Dans des recherches ultérieures sur le phénomène de l’aversion à la perte, l’effet a été démontré dans de nombreux domaines, y compris, par exemple, la prise de décision économique, médicale et sociale. En outre, il a été démontré que l’aversion à la perte ne se limite pas aux décisions dans l’incertitude, mais se produit également dans des situations où les résultats des solutions de rechange sont certains.

Implications de l’aversion à la perte

Une implication importante de l’aversion à la perte dans les décisions aux résultats incertains est le passage d’un comportement d’aversion au risque à un comportement de recherche de risques selon qu’une situation est présentée comme un gain ou comme une perte. Étant donné que les points de référence ne sont pas fixes mais dépendent de la situation spécifique, deux alternatives équivalentes du point de vue de la prise de décision rationnelle (recevoir 10 $ contre ne pas perdre 10 $) peuvent entraîner des choix différents si l’une des décisions est vue dans le contexte des gains et l’autre dans le contexte des pertes. Considérons le soi-disant problème de la maladie asiatique avec lequel Kahneman et Tversky ont confronté les participants à une expérience. Dans ce problème, les participants ont été informés d’une épidémie hypothétique d’une maladie asiatique inhabituelle menaçant de tuer 600 personnes aux États-Unis. Les participants devaient choisir entre deux alternatives pour contrer cette maladie. Une alternative était risquée, sauver les 600 personnes avec une probabilité d’un tiers, mais sinon les 600 personnes seraient tuées. Dans l’autre variante, 200 personnes ont été sauvées et 400 ont été tuées. Si ce problème était présenté dans un cadre de gain en mentionnant le nombre de vies dans chaque alternative pouvant être sauvées, la plupart des participants évitaient les risques et optaient pour la certaine option. Mais si le problème était présenté dans un cadre de perte en mentionnant le nombre de personnes pouvant mourir dans chaque alternative, les participants ont opté pour l’alternative risquée. Ce résultat déroutant peut s’expliquer par l’aversion à la perte. La valeur plus élevée d’éviter les pertes par rapport aux gains rend la probabilité d’un tiers que personne ne soit tué beaucoup plus attrayante dans le cadre des pertes que dans le cadre des gains (encadré comme sauvant 600 vies). Conformément aux hypothèses de la théorie des perspectives, les gens semblent éviter le risque dans les cadres de gain tout en recherchant le risque dans les cadres de perte.

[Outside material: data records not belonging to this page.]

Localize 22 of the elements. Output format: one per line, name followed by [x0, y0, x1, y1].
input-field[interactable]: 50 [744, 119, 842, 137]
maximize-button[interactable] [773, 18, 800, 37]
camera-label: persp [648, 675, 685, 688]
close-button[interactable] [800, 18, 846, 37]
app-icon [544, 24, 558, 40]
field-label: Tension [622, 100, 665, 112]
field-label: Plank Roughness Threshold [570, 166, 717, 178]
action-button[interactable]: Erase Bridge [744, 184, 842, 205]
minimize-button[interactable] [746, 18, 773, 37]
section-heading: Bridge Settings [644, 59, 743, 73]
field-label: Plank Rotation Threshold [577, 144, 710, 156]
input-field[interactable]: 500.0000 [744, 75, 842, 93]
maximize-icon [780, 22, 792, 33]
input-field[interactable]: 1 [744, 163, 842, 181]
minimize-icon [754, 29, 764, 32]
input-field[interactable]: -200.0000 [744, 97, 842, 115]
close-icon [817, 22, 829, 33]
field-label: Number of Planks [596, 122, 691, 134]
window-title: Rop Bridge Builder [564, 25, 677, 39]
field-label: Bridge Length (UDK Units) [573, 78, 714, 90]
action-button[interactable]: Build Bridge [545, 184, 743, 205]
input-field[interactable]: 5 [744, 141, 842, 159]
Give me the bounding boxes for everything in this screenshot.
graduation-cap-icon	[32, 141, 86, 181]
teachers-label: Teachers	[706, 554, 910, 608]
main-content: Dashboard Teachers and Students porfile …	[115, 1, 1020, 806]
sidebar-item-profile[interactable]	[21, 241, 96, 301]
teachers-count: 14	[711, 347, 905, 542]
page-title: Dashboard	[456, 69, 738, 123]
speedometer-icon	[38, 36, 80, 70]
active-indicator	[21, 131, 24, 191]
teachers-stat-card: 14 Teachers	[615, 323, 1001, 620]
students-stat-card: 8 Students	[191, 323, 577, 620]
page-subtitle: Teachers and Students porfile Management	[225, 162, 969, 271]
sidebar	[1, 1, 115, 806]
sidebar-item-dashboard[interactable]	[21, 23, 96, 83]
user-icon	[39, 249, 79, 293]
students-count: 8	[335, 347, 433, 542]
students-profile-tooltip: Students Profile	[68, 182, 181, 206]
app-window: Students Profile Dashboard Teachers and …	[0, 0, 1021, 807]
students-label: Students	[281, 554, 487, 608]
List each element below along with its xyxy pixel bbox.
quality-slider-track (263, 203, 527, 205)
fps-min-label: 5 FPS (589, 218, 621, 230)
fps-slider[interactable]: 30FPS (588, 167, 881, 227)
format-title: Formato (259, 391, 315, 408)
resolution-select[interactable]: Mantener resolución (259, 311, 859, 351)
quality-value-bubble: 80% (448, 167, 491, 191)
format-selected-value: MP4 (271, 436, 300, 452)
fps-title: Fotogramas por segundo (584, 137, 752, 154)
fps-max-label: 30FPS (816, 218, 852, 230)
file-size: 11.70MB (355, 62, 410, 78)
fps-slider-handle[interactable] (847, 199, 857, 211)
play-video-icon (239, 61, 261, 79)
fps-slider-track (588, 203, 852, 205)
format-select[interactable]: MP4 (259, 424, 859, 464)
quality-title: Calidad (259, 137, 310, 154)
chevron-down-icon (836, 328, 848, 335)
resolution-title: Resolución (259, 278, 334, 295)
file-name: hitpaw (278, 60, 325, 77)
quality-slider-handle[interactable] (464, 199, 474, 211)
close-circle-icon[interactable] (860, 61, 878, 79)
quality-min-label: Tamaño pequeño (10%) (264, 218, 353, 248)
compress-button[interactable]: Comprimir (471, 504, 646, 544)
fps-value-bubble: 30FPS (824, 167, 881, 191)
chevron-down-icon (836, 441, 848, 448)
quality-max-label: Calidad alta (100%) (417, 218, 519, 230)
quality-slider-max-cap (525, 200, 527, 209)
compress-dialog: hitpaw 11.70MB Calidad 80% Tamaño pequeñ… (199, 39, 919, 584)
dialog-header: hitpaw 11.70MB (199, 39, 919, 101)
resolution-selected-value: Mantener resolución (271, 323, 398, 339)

D’autres implications de l’aversion pour les pertes se produisent pour les décisions ayant certains résultats. L’une de ces implications est le biais du statu quo. C’est la tendance à rester au statu quo parce que les inconvénients de changer quelque chose sont plus importants que les avantages de le faire. Le simple effet de propriété (également appelé effet de dotation) est un phénomène connexe qui s’explique également par les différences de valeur des pertes et des gains. Ici, la simple possession d’un objet le rend plus précieux pour une personne par rapport aux objets qu’elle ne possède pas et à la valeur qu’elle aurait attribuée à l’objet avant de le posséder. En effet, donner l’objet signifie une perte pour la personne, et suite au phénomène d’aversion aux pertes, les pertes pèsent plus lourd que les gains. La compensation pour l’abandon d’un bien est donc généralement supérieure au prix que la personne paierait pour le posséder (ce qui signifierait le gagner). Tant le biais du statu quo que l’effet de dotation ont de fortes répercussions sur les situations économiques et sociales.